11 Sep 2016

NZ govt keeping tabs on Fiji MP arrests - McCully

5:07 pm on 11 September 2016

New Zealand is keeping a close watch on the arrest of opposition politicians in Fiji, Foreign Affairs Minister Murray McCully says.

The leaders of the two opposition parties, the general secretary of the Council of Trade Unions, and two others have been held in custody in Suva overnight.

Foreign Minister Murray McCully

Foreign Affairs Minister Murray McCully. Photo: RNZ / Rebekah Parsons-King

Fijian police were due to resume questioning the men today, about a meeting organised by an NGO last week to discuss the 2013 constitution.

The gathering was held without a government permit.

Mr McCully, who is at the Pacific Islands Forum being held in the Federated State of Micronesia, said Fiji's representative at the forum briefed him on events this morning.

Fiji's Prime Minister Frank Bainimarama reshuffled Cabinet portfolios in the wake of the arrests, and was not attending the forum in protest at Australia and New Zealand's involvement.

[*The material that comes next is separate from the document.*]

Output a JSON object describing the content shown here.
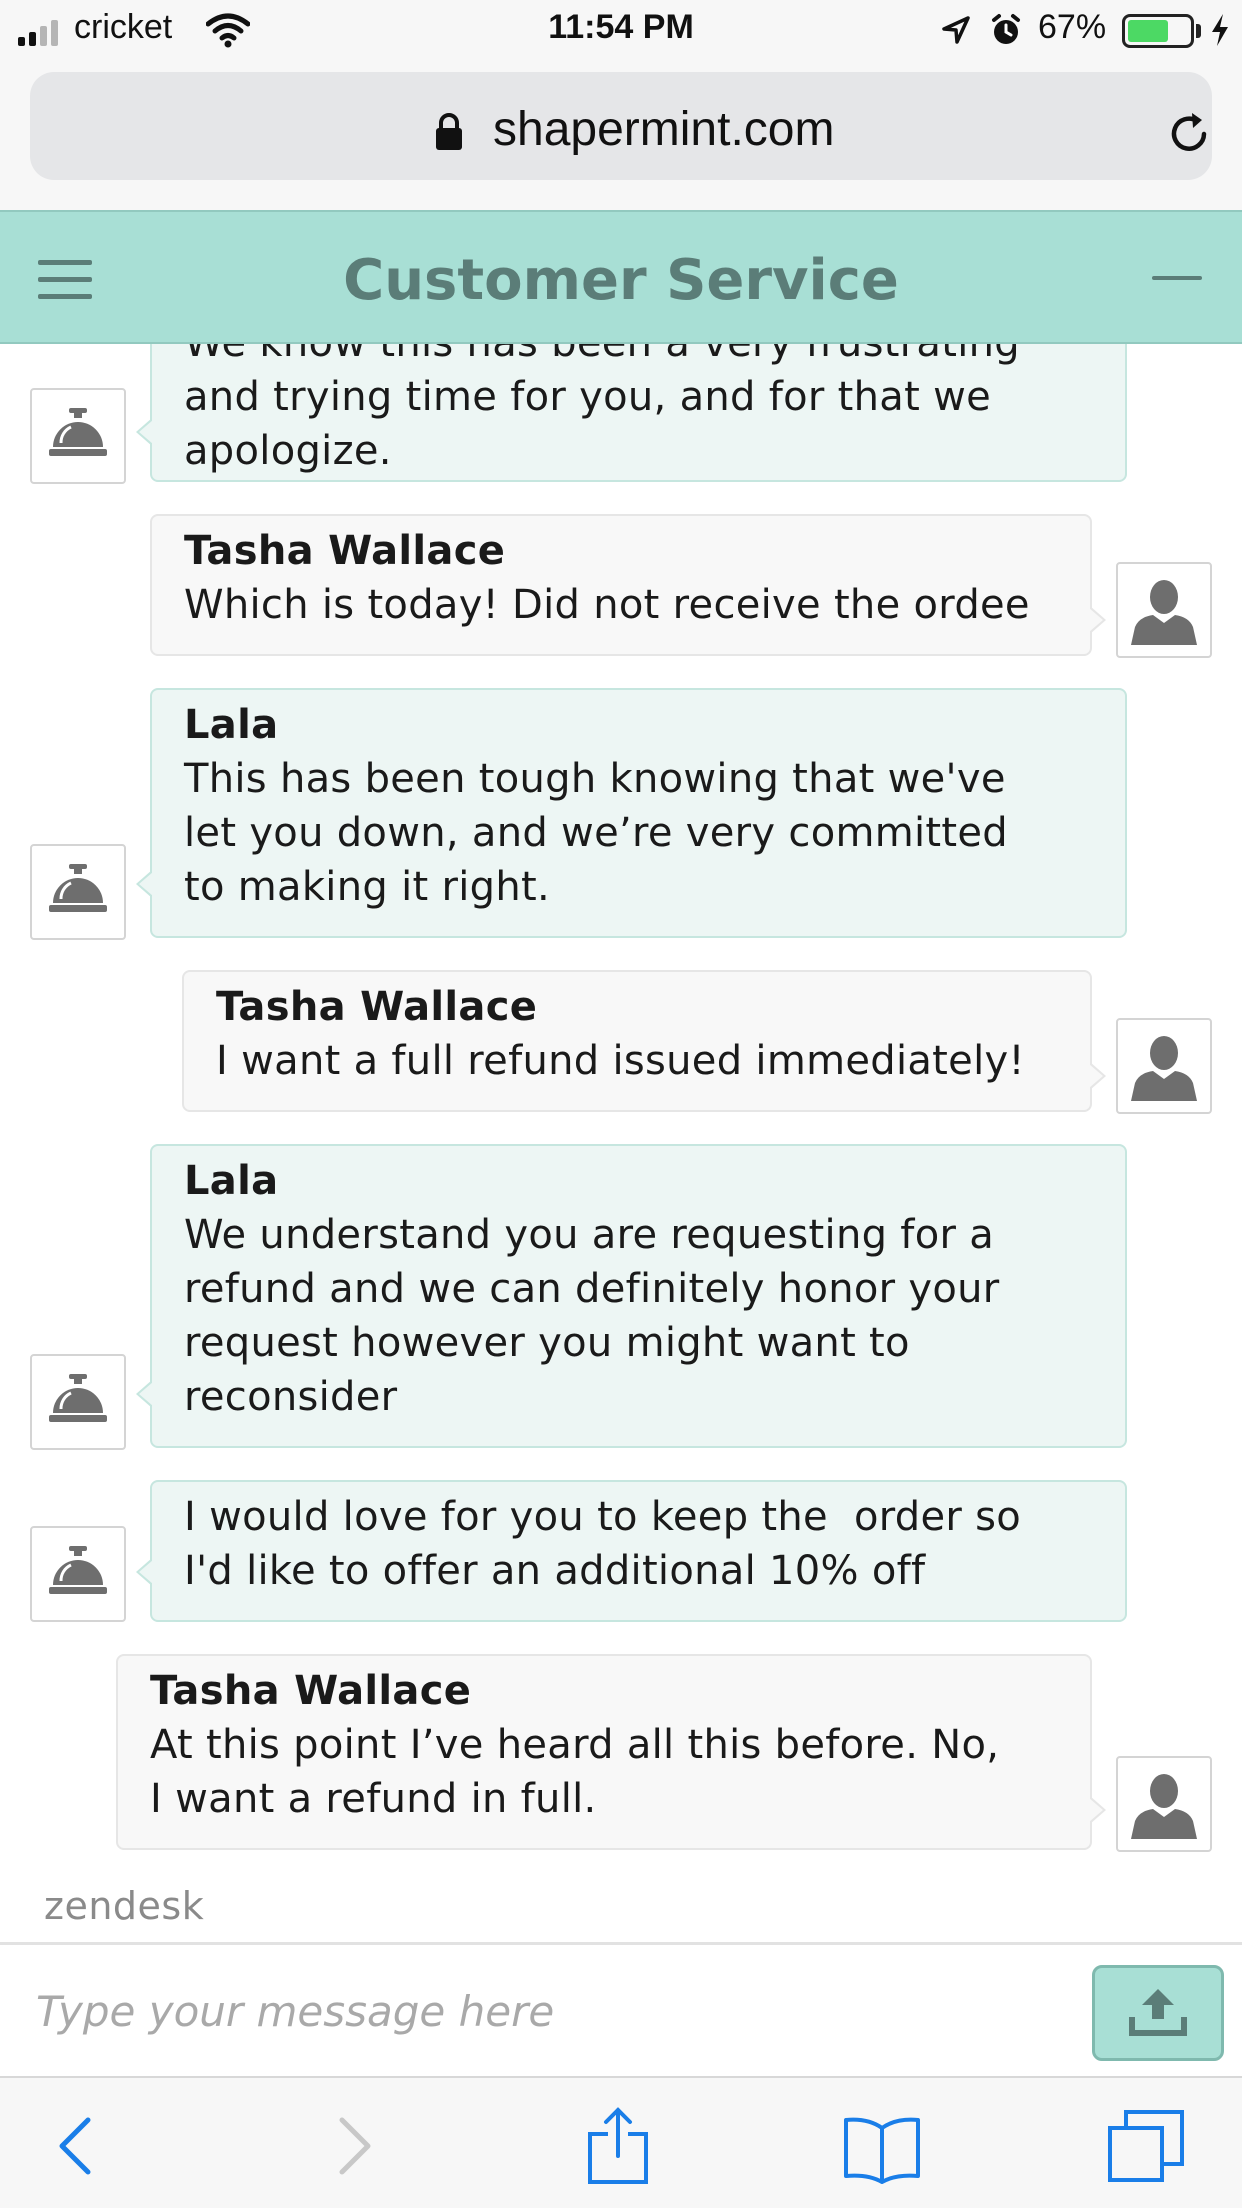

Anything that constrained free speech and space for legitimate political debate would be of concern to the New Zealand government, Mr McCully said.

No charges had been laid, as far as he understood.

Prime Minister John Key, who was also at the Pacific Islands Forum, said he was keeping a watch on the situation.

"We hope that it'll be calm and sensible there," he said.

"The [Fiji] government won an election relatively recently, they enjoy widespread popular support - we would have thought they'd just get on and manage the country.

"They've got the support of the country and don't need to do anything particularly silly."

The New Zealand High Commissioner in Fiji was providing updates to the government, Mr Key said.

A Fijian academic in New Zealand said the arrests and detention of the five men was a blow to the nation's morale.

Canterbury University professor Steven Ratuva said the police actions would have serious implications for the future.

"There was a lot of hope after the election that there was going to be a lot of space for free discussion and free expression - and now, the interference of the police has raised questions about whether the kind of freedom which is entrenched in the constitution is really there."